Bad as the state of things in Corinth was, the evil had arrived at no such footing as yet. It was humbling that their consciences were not yet wakened up beyond perhaps individuals, who communicated facts to the apostle or others who sympathized with their uneasiness. The mass, if they knew, acted as if they knew not, and were proud and puffed up instead of being abased in sorrow but in prayer to God. So early did the notion creep in that sin in the church belongs only to those directly guilty, that it does not involve all, and that the Lord Himself forbids others to judge, commanding tares and wheat to grow together till the harvest. It is scarcely needful here to expose such unholy and ignorant sophistry.
Now comes the grave warning of the apostle, in Christ's faithful love to the church. The tolerance of evil in any part vitiates the whole. It virtually commits the. Holy Ghost to the sanction of what God hates. No interpretation can be more contrary to the spirit of the apostle's admonition than that which supposes that the whole is only leavened when every part is saturated with the leaven. It is really meant that a little leaven gives its character to the whole lump. Even the late Dean Alford, (though far from sound generally in doctrine, strict in ecclesiastical principle, or firm for the glory of Christ) speaks incomparably better than those brethren who debase the holy name of love to mean license for their friends or themselves. “That this is the meaning,” says he, “and not that a little leaven will if not purged out leaven the whole lump, is manifest from the point in hand, namely, the inconsistency of their boasting: which would not appear by their danger of corruption hereafter, but by their character being actually lost. One of them was a fornicator of a fearfully depraved kind, tolerated and harbored: by this fact the character of the whole was tainted."1 (Comment. on 1 Cor. 5)
The apostle therefore charges them to purge out the old leaven, that they might be fresh dough, “according as ye are unleavened.” This is of high importance. The saints are unleavened, not merely ought to be. Their practical conduct is grounded on their standing. All efforts to deny the purity of the church are from the enemy. The apostle, writing even to the Corinthians, reminds them of this, and insists upon it. He recalls them to what God's grace had done for them. He rouses their conscience to act consistently with Christ. Never does he think of allowing sin, because saints have the old man as well as the new. Was not the old man crucified with Christ? If God has already executed sentence upon it, there is no excuse for allowing it. The law of the Spirit of life in Christ Jesus has set every believer free. Not only has he a new nature, but the Holy Ghost to work in it by the word and grace of Christ. They were unleavened then and must purge out the old leaven. The very object of God was to form the church in purity for Christ and according to Christ in this world, and the responsibility of the saints is to walk individually and corporately according to Him. His word makes His will plain.

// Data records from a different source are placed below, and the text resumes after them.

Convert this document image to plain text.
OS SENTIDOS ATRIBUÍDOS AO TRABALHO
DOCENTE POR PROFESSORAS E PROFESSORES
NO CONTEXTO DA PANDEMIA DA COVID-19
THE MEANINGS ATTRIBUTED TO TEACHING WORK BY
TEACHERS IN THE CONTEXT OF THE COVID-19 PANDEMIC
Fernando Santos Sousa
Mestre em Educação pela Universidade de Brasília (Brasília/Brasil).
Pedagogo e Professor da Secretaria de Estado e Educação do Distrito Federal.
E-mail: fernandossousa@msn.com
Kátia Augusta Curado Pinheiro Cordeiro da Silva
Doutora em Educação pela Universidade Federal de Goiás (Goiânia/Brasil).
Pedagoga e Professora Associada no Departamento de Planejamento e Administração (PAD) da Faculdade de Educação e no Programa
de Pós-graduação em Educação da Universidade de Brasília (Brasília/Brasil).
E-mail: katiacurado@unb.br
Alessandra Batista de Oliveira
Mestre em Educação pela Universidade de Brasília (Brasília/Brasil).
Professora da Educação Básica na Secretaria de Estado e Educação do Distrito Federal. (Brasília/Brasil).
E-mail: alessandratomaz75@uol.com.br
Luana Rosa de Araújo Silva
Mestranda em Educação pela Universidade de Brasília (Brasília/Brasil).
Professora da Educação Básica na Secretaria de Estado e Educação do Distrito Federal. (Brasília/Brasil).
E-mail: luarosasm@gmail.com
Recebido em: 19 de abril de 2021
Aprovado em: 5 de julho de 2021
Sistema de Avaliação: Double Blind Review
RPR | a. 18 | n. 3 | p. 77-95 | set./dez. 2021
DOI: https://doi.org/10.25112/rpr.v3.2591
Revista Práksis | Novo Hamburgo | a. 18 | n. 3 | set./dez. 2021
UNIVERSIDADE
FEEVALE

But the figure of an unleavened lump at once recalls Christ as the tine paschal lamb, and the consequent putting away of sin by His sacrifice. This deepens the ground on which the apostle demands that sin should be judged by the saints if through unwatchfulness anyone had fallen into sin and repented not. The feast of unleavened bread was bound up with the passover, as every Israelite knew. This is turned to practical account here. “Therefore let us keep the feast, not with old leaven, nor with leaven of malice and wickedness, but with the unleavened [bread] of sincerity and truth.” There might be new forms of evil besides those of old habits and associations. But as all leaven had to be shut out by the Jew, so the Christian is solemnly called to deal unsparingly with evil in every shape.
Further, it seems to me of some importance to remark that this does not mean only at the table of the Lord on His day. The seven days of the Jewish institution represent the whole term of our stay on earth; and the celebration of the feast covers therefore the fall time of each here below. Nothing inconsistent with Christ morally is tolerable in the Christian, and this not now and then but continuously. Such is the teaching of these types which the New Testament unveils and enforces. Beyond doubt the true light now shines. Redemption, far from allowing of sins in the redeemed, is the basis of holiness, and all evil was only then fully judged when Christ our passover was crucified. Before that how much was borne with because of the hardness of men's hearts! Now that it has been condemned in the cross of Christ and consequently in grace to the believer, we are told to yield our members servants to righteousness unto holiness. Freed from sin and become servants to God we have our fruit unto holiness and the end everlasting life. Anything short of this is not Christianity.
 
1. The italics are the Dean's. I quote his words in no way as authoritative, but as a just rebuke of an unholy principle and aim by one who might be thought rather disposed to palliate evil. Much more guilty are those who should know and do better.